İkiyüzlülüğün tavan yaptığı değil tavanı deldiği bir dönemdeyiz. Suriye'de barış sağlandığında Avrupa'ya dönecek teröristler daha da artacak. İngiliz İstihbaratı MI6 Başkanı Alex Younger de dün "DAEŞ'in içine sızdık, orda biz de varız" diyor. Savaşlar artık "Dolar zenginleri-inanç fitnecileriterör grupları" üçgeni kurulmasıyla yapılıyor, devletler bu yolla dizayn ediliyor.
15 Temmuz'a, polis-yargı yoluyla milyarlarca dolar haraç toplayan FETÖ'ye ve onlarla yanyana gelmesi mümkün olmayan GEZİCİ oligarklarımızın Pensilvanya'da yıllarca kuyruğa girmesine bu gözle bakmazsak, saldırıları anlayamayız.
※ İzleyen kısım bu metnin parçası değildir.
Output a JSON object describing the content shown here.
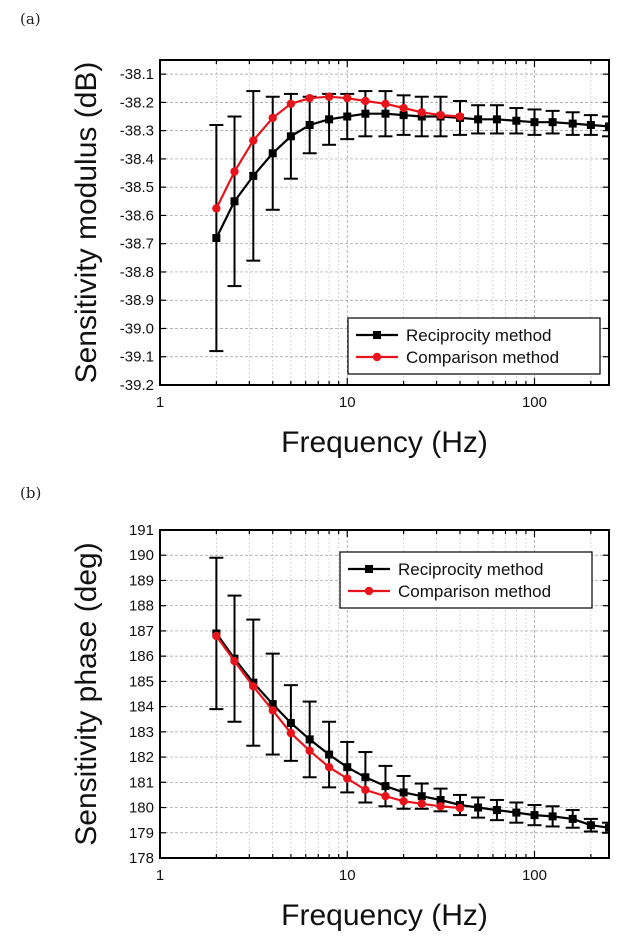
{
  "chart_data": [
    {
      "type": "line",
      "panel_label": "(a)",
      "xlabel": "Frequency (Hz)",
      "ylabel": "Sensitivity modulus (dB)",
      "xscale": "log",
      "xlim": [
        1,
        250
      ],
      "ylim": [
        -39.2,
        -38.05
      ],
      "x_ticks": [
        1,
        10,
        100
      ],
      "x_tick_labels": [
        "1",
        "10",
        "100"
      ],
      "y_ticks": [
        -39.2,
        -39.1,
        -39.0,
        -38.9,
        -38.8,
        -38.7,
        -38.6,
        -38.5,
        -38.4,
        -38.3,
        -38.2,
        -38.1
      ],
      "y_tick_labels": [
        "-39.2",
        "-39.1",
        "-39.0",
        "-38.9",
        "-38.8",
        "-38.7",
        "-38.6",
        "-38.5",
        "-38.4",
        "-38.3",
        "-38.2",
        "-38.1"
      ],
      "grid": true,
      "legend_position": "bottom-right",
      "series": [
        {
          "name": "Reciprocity method",
          "color": "#000000",
          "marker": "square",
          "x": [
            2,
            2.5,
            3.15,
            4,
            5,
            6.3,
            8,
            10,
            12.5,
            16,
            20,
            25,
            31.5,
            40,
            50,
            63,
            80,
            100,
            125,
            160,
            200,
            250
          ],
          "y": [
            -38.68,
            -38.55,
            -38.46,
            -38.38,
            -38.32,
            -38.28,
            -38.26,
            -38.25,
            -38.24,
            -38.24,
            -38.245,
            -38.25,
            -38.25,
            -38.255,
            -38.26,
            -38.26,
            -38.265,
            -38.27,
            -38.27,
            -38.275,
            -38.28,
            -38.285
          ],
          "err": [
            0.4,
            0.3,
            0.3,
            0.2,
            0.15,
            0.1,
            0.09,
            0.08,
            0.08,
            0.08,
            0.07,
            0.07,
            0.07,
            0.06,
            0.05,
            0.05,
            0.045,
            0.045,
            0.04,
            0.04,
            0.035,
            0.035
          ]
        },
        {
          "name": "Comparison method",
          "color": "#e8141c",
          "marker": "circle",
          "x": [
            2,
            2.5,
            3.15,
            4,
            5,
            6.3,
            8,
            10,
            12.5,
            16,
            20,
            25,
            31.5,
            40
          ],
          "y": [
            -38.575,
            -38.445,
            -38.335,
            -38.255,
            -38.205,
            -38.185,
            -38.18,
            -38.185,
            -38.195,
            -38.205,
            -38.22,
            -38.235,
            -38.245,
            -38.25
          ],
          "err": []
        }
      ]
    },
    {
      "type": "line",
      "panel_label": "(b)",
      "xlabel": "Frequency (Hz)",
      "ylabel": "Sensitivity phase (deg)",
      "xscale": "log",
      "xlim": [
        1,
        250
      ],
      "ylim": [
        178,
        191
      ],
      "x_ticks": [
        1,
        10,
        100
      ],
      "x_tick_labels": [
        "1",
        "10",
        "100"
      ],
      "y_ticks": [
        178,
        179,
        180,
        181,
        182,
        183,
        184,
        185,
        186,
        187,
        188,
        189,
        190,
        191
      ],
      "y_tick_labels": [
        "178",
        "179",
        "180",
        "181",
        "182",
        "183",
        "184",
        "185",
        "186",
        "187",
        "188",
        "189",
        "190",
        "191"
      ],
      "grid": true,
      "legend_position": "top-right",
      "series": [
        {
          "name": "Reciprocity method",
          "color": "#000000",
          "marker": "square",
          "x": [
            2,
            2.5,
            3.15,
            4,
            5,
            6.3,
            8,
            10,
            12.5,
            16,
            20,
            25,
            31.5,
            40,
            50,
            63,
            80,
            100,
            125,
            160,
            200,
            250
          ],
          "y": [
            186.9,
            185.9,
            184.95,
            184.1,
            183.35,
            182.7,
            182.1,
            181.6,
            181.2,
            180.85,
            180.6,
            180.45,
            180.3,
            180.1,
            180.0,
            179.9,
            179.8,
            179.7,
            179.65,
            179.55,
            179.3,
            179.2
          ],
          "err": [
            3.0,
            2.5,
            2.5,
            2.0,
            1.5,
            1.5,
            1.3,
            1.0,
            1.0,
            0.8,
            0.65,
            0.5,
            0.45,
            0.4,
            0.4,
            0.4,
            0.4,
            0.4,
            0.4,
            0.35,
            0.25,
            0.2
          ]
        },
        {
          "name": "Comparison method",
          "color": "#e8141c",
          "marker": "circle",
          "x": [
            2,
            2.5,
            3.15,
            4,
            5,
            6.3,
            8,
            10,
            12.5,
            16,
            20,
            25,
            31.5,
            40
          ],
          "y": [
            186.8,
            185.8,
            184.8,
            183.85,
            182.95,
            182.25,
            181.6,
            181.15,
            180.7,
            180.45,
            180.25,
            180.15,
            180.05,
            179.98
          ],
          "err": []
        }
      ]
    }
  ]
}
Bugün ülkesine dolarla yapılan saldırılara karşı döviz bozdurmaya koşanlara bazı bankalarda "Bozdurmayın, dolar yükselecek" diye telkinler yapılmasına Fransız kalır, çözemeyiz.
Paranın Firavunları, imparatorluklarının batmasından korkuyor. Denize düştüler, terör yılanına sarılıyorlar. Ne yaparlarsa yapsınlar o Para denizi bir gün ortadan yarılıp, hepsini yutacak!